[OAKLAND, Calif. – California’s energy-efficiency policies created nearly 1.5 million jobs from 1977 to 2007, while eliminating fewer than 25,000, according to a study to be released Monday.The study, conducted by David Roland-Holst, an economist at the Center for Energy, Resources and Economic Sustainability at the University of California, Berkeley, found that while the state’s policies lowered employee compensation in the electric power industry by an estimated $1.6 billion over that period, it improved compensation in the state over all by $44.6 billion.
Built into that figure were increases of $1.2 billion in the light industrial sector, $11.2 billion in wholesale and retail trade, $7.3 billion in the financial and insurance sectors and $17.8 billion in the service sector.
“Consumers were able to reduce energy spending,” the study said, adding that “these savings were diverted to other demand.”
“When consumers shift one dollar of demand from electricity to groceries,” the report said, they create jobs among retailers, wholesalers, food processors and other businesses.

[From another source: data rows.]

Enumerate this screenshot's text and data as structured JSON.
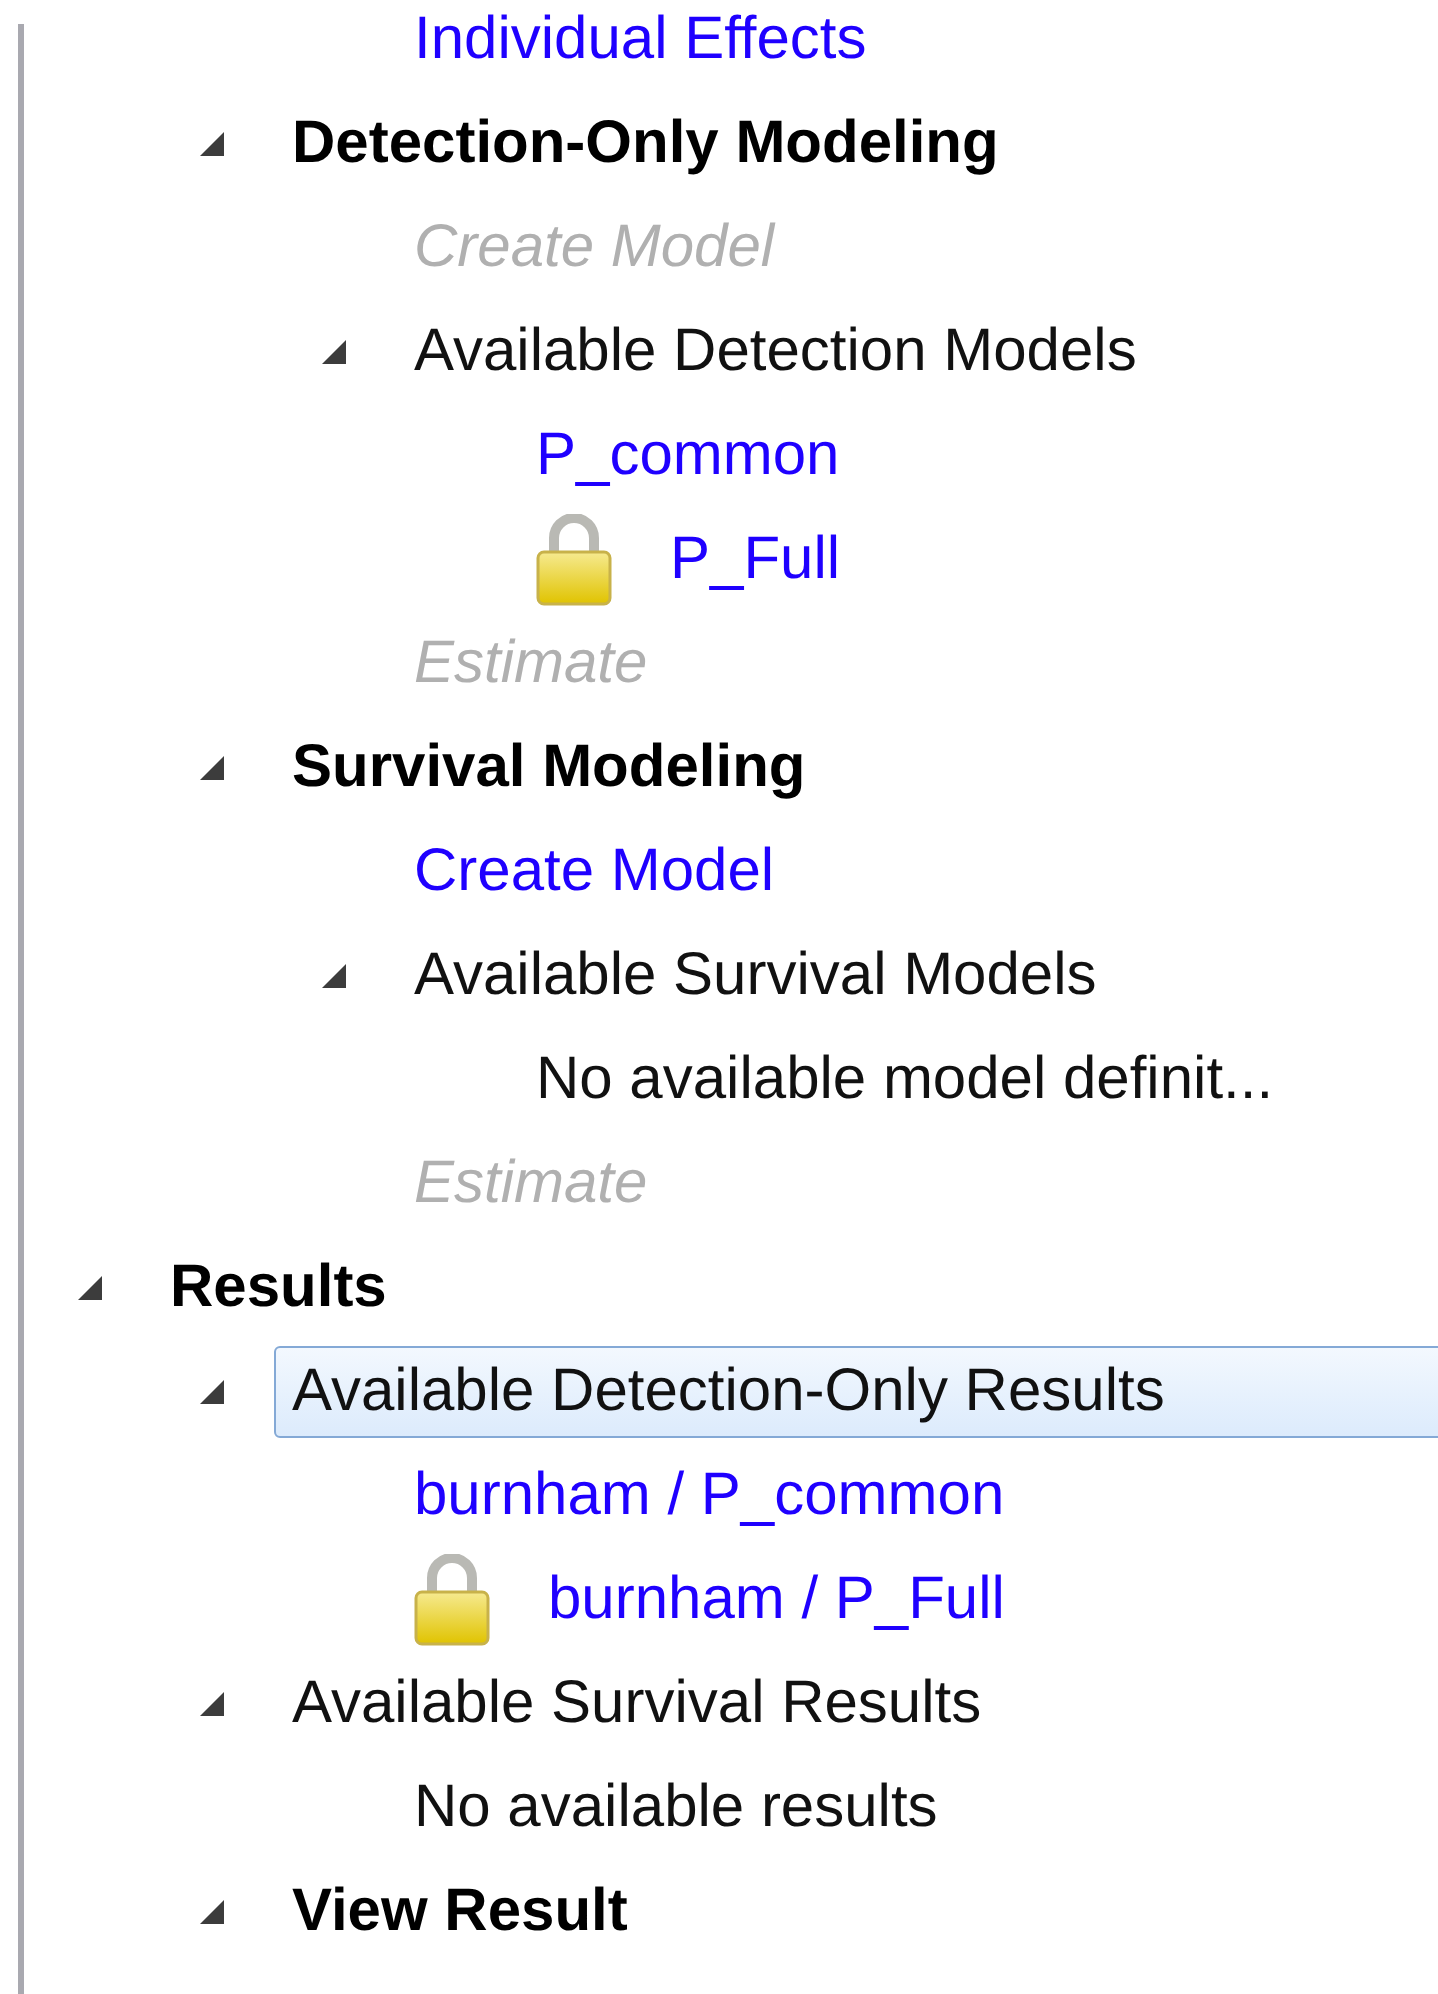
{
  "tree": {
    "items": [
      {
        "children": [
          {
            "children": [
              {
                "label": "Individual Effects",
                "kind": "link",
                "selected": false
              }
            ]
          },
          {
            "label": "Detection-Only Modeling",
            "kind": "heading",
            "expanded": true,
            "selected": false,
            "children": [
              {
                "label": "Create Model",
                "kind": "disabled",
                "selected": false
              },
              {
                "label": "Available Detection Models",
                "kind": "plain",
                "expanded": true,
                "selected": false,
                "children": [
                  {
                    "label": "P_common",
                    "kind": "link",
                    "selected": false
                  },
                  {
                    "label": "P_Full",
                    "kind": "link",
                    "locked": true,
                    "selected": false
                  }
                ]
              },
              {
                "label": "Estimate",
                "kind": "disabled",
                "selected": false
              }
            ]
          },
          {
            "label": "Survival Modeling",
            "kind": "heading",
            "expanded": true,
            "selected": false,
            "children": [
              {
                "label": "Create Model",
                "kind": "link",
                "selected": false
              },
              {
                "label": "Available Survival Models",
                "kind": "plain",
                "expanded": true,
                "selected": false,
                "children": [
                  {
                    "label": "No available model definit...",
                    "kind": "plain",
                    "selected": false
                  }
                ]
              },
              {
                "label": "Estimate",
                "kind": "disabled",
                "selected": false
              }
            ]
          }
        ]
      },
      {
        "label": "Results",
        "kind": "heading",
        "expanded": true,
        "selected": false,
        "children": [
          {
            "label": "Available Detection-Only Results",
            "kind": "plain",
            "expanded": true,
            "selected": true,
            "children": [
              {
                "label": "burnham / P_common",
                "kind": "link",
                "selected": false
              },
              {
                "label": "burnham / P_Full",
                "kind": "link",
                "locked": true,
                "selected": false
              }
            ]
          },
          {
            "label": "Available Survival Results",
            "kind": "plain",
            "expanded": true,
            "selected": false,
            "children": [
              {
                "label": "No available results",
                "kind": "plain",
                "selected": false
              }
            ]
          },
          {
            "label": "View Result",
            "kind": "heading",
            "expanded": true,
            "selected": false
          }
        ]
      }
    ]
  }
}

The study, which examined household spending, comes as state and regional initiatives on climate-change policies have been gathering momentum. At the same time, arguments have sharpened over how much it will cost the economy to cut the emission of greenhouse gases like carbon dioxide produced by burning fossil fuels, which are linked to climate change.
Roughly half the country’s electric power is generated by burning coal, the fuel that produces among the highest greenhouse-gas emissions of any in widespread use.